Женщина вздрогнула, будто он ударил ее по лицу. Потом, после длительного молчания, заговорила осторожно, как бы нащупывая точки соприкосновения:
— Знаете ли, у вас чисто европейский выговор.
Может быть, теперь, наконец, мы найдем общий язык, подумал он, во всяком случае, стоит попытаться.
— Выговор или манеры?
Словно не слыша его вопроса, она продолжала:
— Когда я вернулась из Европы, то чем-то походила на вас.
— Чем же именно?
— Беспристрастием, объективизмом, отчужденностью — любое из этих слов подходит. Вы знаете, что я имею в виду.
Дело пошло на лад, подумал он.
— Вы считаете, что все эти качества присущи европейцам?
— Вы преднамеренно искажаете смысл моих слов. А он сводится к тому, что в ваших поступках и ваших речах проявляется самоуверенность, которая не свойственна нам, всем нам, небелым, проживающим в этой стране.
— Когда вы вернулись из Европы? — поинтересовался он.
— В конце сороковых годов, — задумчиво проговорила она. — Сперва я поехала в Индию, надеясь обрести там дом, но она оказалась еще более чужой, чем Европа.
— Таким образом, вы обрели дом здесь? — спросил он.
— Да.
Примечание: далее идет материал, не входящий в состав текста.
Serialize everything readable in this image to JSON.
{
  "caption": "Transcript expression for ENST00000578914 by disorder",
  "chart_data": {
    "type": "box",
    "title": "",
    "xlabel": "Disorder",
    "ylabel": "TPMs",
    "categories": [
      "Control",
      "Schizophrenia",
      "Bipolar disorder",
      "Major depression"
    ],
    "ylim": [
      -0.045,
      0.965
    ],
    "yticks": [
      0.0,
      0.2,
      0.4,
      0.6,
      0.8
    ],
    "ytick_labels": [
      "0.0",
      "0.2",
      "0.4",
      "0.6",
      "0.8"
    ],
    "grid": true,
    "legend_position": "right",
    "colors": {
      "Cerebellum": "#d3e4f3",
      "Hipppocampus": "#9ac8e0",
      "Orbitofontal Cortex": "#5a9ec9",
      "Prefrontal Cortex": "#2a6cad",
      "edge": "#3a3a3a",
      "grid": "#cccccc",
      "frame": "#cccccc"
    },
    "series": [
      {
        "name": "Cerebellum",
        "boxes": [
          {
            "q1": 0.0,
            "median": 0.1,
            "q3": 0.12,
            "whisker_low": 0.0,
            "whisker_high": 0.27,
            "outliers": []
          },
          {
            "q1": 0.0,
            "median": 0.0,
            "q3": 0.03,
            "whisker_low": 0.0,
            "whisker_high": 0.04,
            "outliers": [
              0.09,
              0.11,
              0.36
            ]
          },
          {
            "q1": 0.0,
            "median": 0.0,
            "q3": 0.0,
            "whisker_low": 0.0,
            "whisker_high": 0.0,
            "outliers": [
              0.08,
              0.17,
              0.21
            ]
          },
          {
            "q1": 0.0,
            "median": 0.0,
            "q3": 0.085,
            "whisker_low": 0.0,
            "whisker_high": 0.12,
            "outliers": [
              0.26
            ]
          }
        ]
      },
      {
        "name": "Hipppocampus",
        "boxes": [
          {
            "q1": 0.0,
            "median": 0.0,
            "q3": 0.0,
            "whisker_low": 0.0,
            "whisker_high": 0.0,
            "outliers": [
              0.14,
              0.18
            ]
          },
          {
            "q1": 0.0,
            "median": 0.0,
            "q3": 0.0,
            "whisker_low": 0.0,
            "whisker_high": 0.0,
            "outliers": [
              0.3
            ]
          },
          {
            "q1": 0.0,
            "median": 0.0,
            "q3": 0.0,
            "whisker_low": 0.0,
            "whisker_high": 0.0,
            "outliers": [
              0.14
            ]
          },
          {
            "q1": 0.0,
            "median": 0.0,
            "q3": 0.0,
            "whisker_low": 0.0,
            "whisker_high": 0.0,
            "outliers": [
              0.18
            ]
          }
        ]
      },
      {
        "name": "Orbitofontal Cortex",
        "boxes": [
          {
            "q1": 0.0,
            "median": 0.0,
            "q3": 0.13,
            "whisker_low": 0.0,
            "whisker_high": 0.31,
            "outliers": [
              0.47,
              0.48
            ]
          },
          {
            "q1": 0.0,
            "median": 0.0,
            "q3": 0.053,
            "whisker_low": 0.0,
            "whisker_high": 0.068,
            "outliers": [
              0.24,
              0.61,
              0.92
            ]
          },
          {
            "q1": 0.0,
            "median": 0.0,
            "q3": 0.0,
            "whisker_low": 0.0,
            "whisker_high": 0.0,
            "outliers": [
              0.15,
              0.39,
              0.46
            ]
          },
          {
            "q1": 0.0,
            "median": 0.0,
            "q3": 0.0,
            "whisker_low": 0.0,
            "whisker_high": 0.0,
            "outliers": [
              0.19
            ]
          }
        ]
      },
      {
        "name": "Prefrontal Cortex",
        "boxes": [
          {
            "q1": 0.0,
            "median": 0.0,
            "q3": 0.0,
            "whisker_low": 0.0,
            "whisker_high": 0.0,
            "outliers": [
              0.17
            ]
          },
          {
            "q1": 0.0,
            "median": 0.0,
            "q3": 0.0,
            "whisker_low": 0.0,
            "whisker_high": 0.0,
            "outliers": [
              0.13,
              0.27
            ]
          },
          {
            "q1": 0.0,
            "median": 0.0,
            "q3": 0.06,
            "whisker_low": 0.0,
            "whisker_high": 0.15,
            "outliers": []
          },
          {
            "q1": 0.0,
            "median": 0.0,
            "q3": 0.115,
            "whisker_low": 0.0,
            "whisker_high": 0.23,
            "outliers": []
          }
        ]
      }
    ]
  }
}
Если не считать того, что и африканцы и белые дружно заявили, что это не мой ДОМ.
Она отвернулась, и, когда снова взглянула на него, он увидел тоску в ее глазах.
— Я приехала как раз во время мятежа, когда в течение недели ваши сородичи гонялись за моими, словно за крысами, а силы, призванные стоять на страже закона и порядка, спокойно взирали на то, как льется кровь десятков индийцев…
Ну вот, теперь все ясно, подумал Нкози. В его сердце больше не было злобы.
— Мисс Нанкху…
— Разрешите мне, пожалуйста, договорить. Я собственными глазами видела, что происходило. Вот вам один случай. Я ехала в такси из порта и на эспланаде в Дурбане увидела двух здоровенных зулусов, гнавшихся с дубинками за тощим маленьким индийцем. Водитель такси, тоже индиец, отказался остановить машину, сказал, что они и нас убьют. Тем временем один из зулусов настиг индийца и ударил его короткой толстой палкой с набалдашником по голове. Бедняга умер у меня на глазах. Клянусь, я точно помню ту минуту, когда он умер. Дубинка раскроила ему череп. По инерции он пробежал еще несколько ярдов, а потом, словно тюк, рухнул на асфальт, его голова превратилась в студень… Была я очевидицей и двух других убийств… А когда добралась до дома, то узнала, что мой младший брат был убит накануне ночью… Это произошло в тот день, когда я приехала сюда, уже твердо зная, что и Европа и Индия чужды мне, что там я никогда не буду чувствовать себя как дома. Мой дом здесь, но может случиться, что однажды днем или ночью, по наущению белых, ваш народ снова начнет истреблять нас, предавать огню наши жилища. Поймите же, каково мне было узнать, что этот дом будет служить вам убежищем. В этом районе индийцы все до единого знают, что вы здесь. Это одна из особенностей нашего муравьиного быта. А у каждого из них есть основания помнить погромы. Этот район был почти весь сожжен дотла, а количество погибших индийцев — неисчислимо.